Mehrere der zentralen Kommandobeamten von al-Qaida waren in den letzten Jahren bereits in der Region Afghanistan-Pakistan gestorben oder bei US-Drohnenangriffen in Syrien getötet worden.

Das im Februar unterzeichnete Friedensabkommen zwischen den USA und den Taliban, das vorsieht, dass die militante Gruppe keine globale dschihadistische Organisation schützen wird, könnte es für Al-Qaida-Beamte schwieriger machen, dort einen sicheren Hafen zu finden.

Al-Qaida hat unterdessen versucht, die weltweite Gesundheitskrise auszunutzen und Proteste in den USA zu veranstalten, um Unterstützung für ihre Anti-US-Regierungsbotschaft zu gewinnen.

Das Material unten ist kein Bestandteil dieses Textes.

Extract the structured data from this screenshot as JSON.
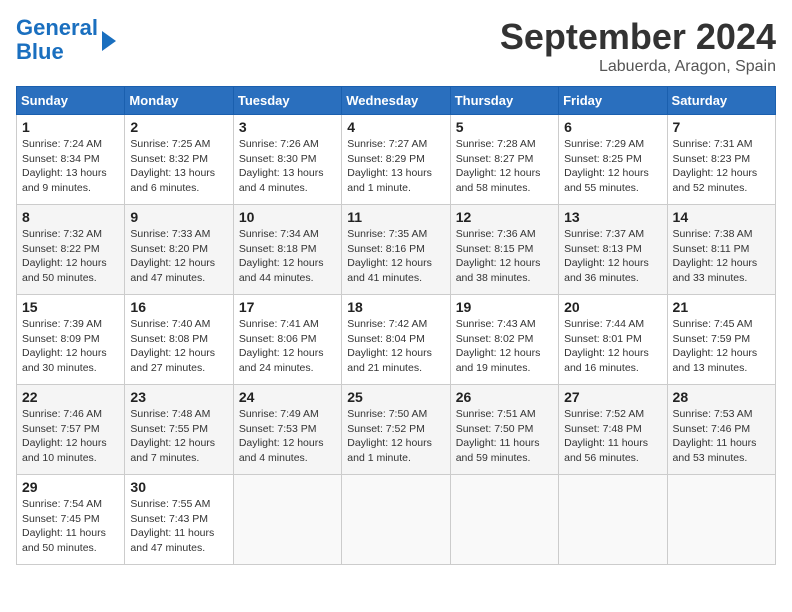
{
  "header": {
    "logo_line1": "General",
    "logo_line2": "Blue",
    "month": "September 2024",
    "location": "Labuerda, Aragon, Spain"
  },
  "weekdays": [
    "Sunday",
    "Monday",
    "Tuesday",
    "Wednesday",
    "Thursday",
    "Friday",
    "Saturday"
  ],
  "weeks": [
    [
      {
        "day": "1",
        "info": "Sunrise: 7:24 AM\nSunset: 8:34 PM\nDaylight: 13 hours\nand 9 minutes."
      },
      {
        "day": "2",
        "info": "Sunrise: 7:25 AM\nSunset: 8:32 PM\nDaylight: 13 hours\nand 6 minutes."
      },
      {
        "day": "3",
        "info": "Sunrise: 7:26 AM\nSunset: 8:30 PM\nDaylight: 13 hours\nand 4 minutes."
      },
      {
        "day": "4",
        "info": "Sunrise: 7:27 AM\nSunset: 8:29 PM\nDaylight: 13 hours\nand 1 minute."
      },
      {
        "day": "5",
        "info": "Sunrise: 7:28 AM\nSunset: 8:27 PM\nDaylight: 12 hours\nand 58 minutes."
      },
      {
        "day": "6",
        "info": "Sunrise: 7:29 AM\nSunset: 8:25 PM\nDaylight: 12 hours\nand 55 minutes."
      },
      {
        "day": "7",
        "info": "Sunrise: 7:31 AM\nSunset: 8:23 PM\nDaylight: 12 hours\nand 52 minutes."
      }
    ],
    [
      {
        "day": "8",
        "info": "Sunrise: 7:32 AM\nSunset: 8:22 PM\nDaylight: 12 hours\nand 50 minutes."
      },
      {
        "day": "9",
        "info": "Sunrise: 7:33 AM\nSunset: 8:20 PM\nDaylight: 12 hours\nand 47 minutes."
      },
      {
        "day": "10",
        "info": "Sunrise: 7:34 AM\nSunset: 8:18 PM\nDaylight: 12 hours\nand 44 minutes."
      },
      {
        "day": "11",
        "info": "Sunrise: 7:35 AM\nSunset: 8:16 PM\nDaylight: 12 hours\nand 41 minutes."
      },
      {
        "day": "12",
        "info": "Sunrise: 7:36 AM\nSunset: 8:15 PM\nDaylight: 12 hours\nand 38 minutes."
      },
      {
        "day": "13",
        "info": "Sunrise: 7:37 AM\nSunset: 8:13 PM\nDaylight: 12 hours\nand 36 minutes."
      },
      {
        "day": "14",
        "info": "Sunrise: 7:38 AM\nSunset: 8:11 PM\nDaylight: 12 hours\nand 33 minutes."
      }
    ],
    [
      {
        "day": "15",
        "info": "Sunrise: 7:39 AM\nSunset: 8:09 PM\nDaylight: 12 hours\nand 30 minutes."
      },
      {
        "day": "16",
        "info": "Sunrise: 7:40 AM\nSunset: 8:08 PM\nDaylight: 12 hours\nand 27 minutes."
      },
      {
        "day": "17",
        "info": "Sunrise: 7:41 AM\nSunset: 8:06 PM\nDaylight: 12 hours\nand 24 minutes."
      },
      {
        "day": "18",
        "info": "Sunrise: 7:42 AM\nSunset: 8:04 PM\nDaylight: 12 hours\nand 21 minutes."
      },
      {
        "day": "19",
        "info": "Sunrise: 7:43 AM\nSunset: 8:02 PM\nDaylight: 12 hours\nand 19 minutes."
      },
      {
        "day": "20",
        "info": "Sunrise: 7:44 AM\nSunset: 8:01 PM\nDaylight: 12 hours\nand 16 minutes."
      },
      {
        "day": "21",
        "info": "Sunrise: 7:45 AM\nSunset: 7:59 PM\nDaylight: 12 hours\nand 13 minutes."
      }
    ],
    [
      {
        "day": "22",
        "info": "Sunrise: 7:46 AM\nSunset: 7:57 PM\nDaylight: 12 hours\nand 10 minutes."
      },
      {
        "day": "23",
        "info": "Sunrise: 7:48 AM\nSunset: 7:55 PM\nDaylight: 12 hours\nand 7 minutes."
      },
      {
        "day": "24",
        "info": "Sunrise: 7:49 AM\nSunset: 7:53 PM\nDaylight: 12 hours\nand 4 minutes."
      },
      {
        "day": "25",
        "info": "Sunrise: 7:50 AM\nSunset: 7:52 PM\nDaylight: 12 hours\nand 1 minute."
      },
      {
        "day": "26",
        "info": "Sunrise: 7:51 AM\nSunset: 7:50 PM\nDaylight: 11 hours\nand 59 minutes."
      },
      {
        "day": "27",
        "info": "Sunrise: 7:52 AM\nSunset: 7:48 PM\nDaylight: 11 hours\nand 56 minutes."
      },
      {
        "day": "28",
        "info": "Sunrise: 7:53 AM\nSunset: 7:46 PM\nDaylight: 11 hours\nand 53 minutes."
      }
    ],
    [
      {
        "day": "29",
        "info": "Sunrise: 7:54 AM\nSunset: 7:45 PM\nDaylight: 11 hours\nand 50 minutes."
      },
      {
        "day": "30",
        "info": "Sunrise: 7:55 AM\nSunset: 7:43 PM\nDaylight: 11 hours\nand 47 minutes."
      },
      null,
      null,
      null,
      null,
      null
    ]
  ]
}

Die Gruppe wandte sich an die westliche Öffentlichkeit im Allgemeinen und an die in den USA im Besonderen, um ihnen mitzuteilen, dass ihre Regierungen sie während der Pandemie nicht unterstützt hätten und dass die "rassistische" Behandlung von Afroamerikanern in den USA nur durch bewaffneten Kampf rückgängig gemacht werden könne.

Es ist jedoch zweifelhaft, dass solche Nachrichten einer Gruppe, die für den größten Terroranschlag auf US-amerikanischem Boden verantwortlich ist, bei der amerikanischen Öffentlichkeit Anklang finden, wenn sie sie überhaupt erreichen.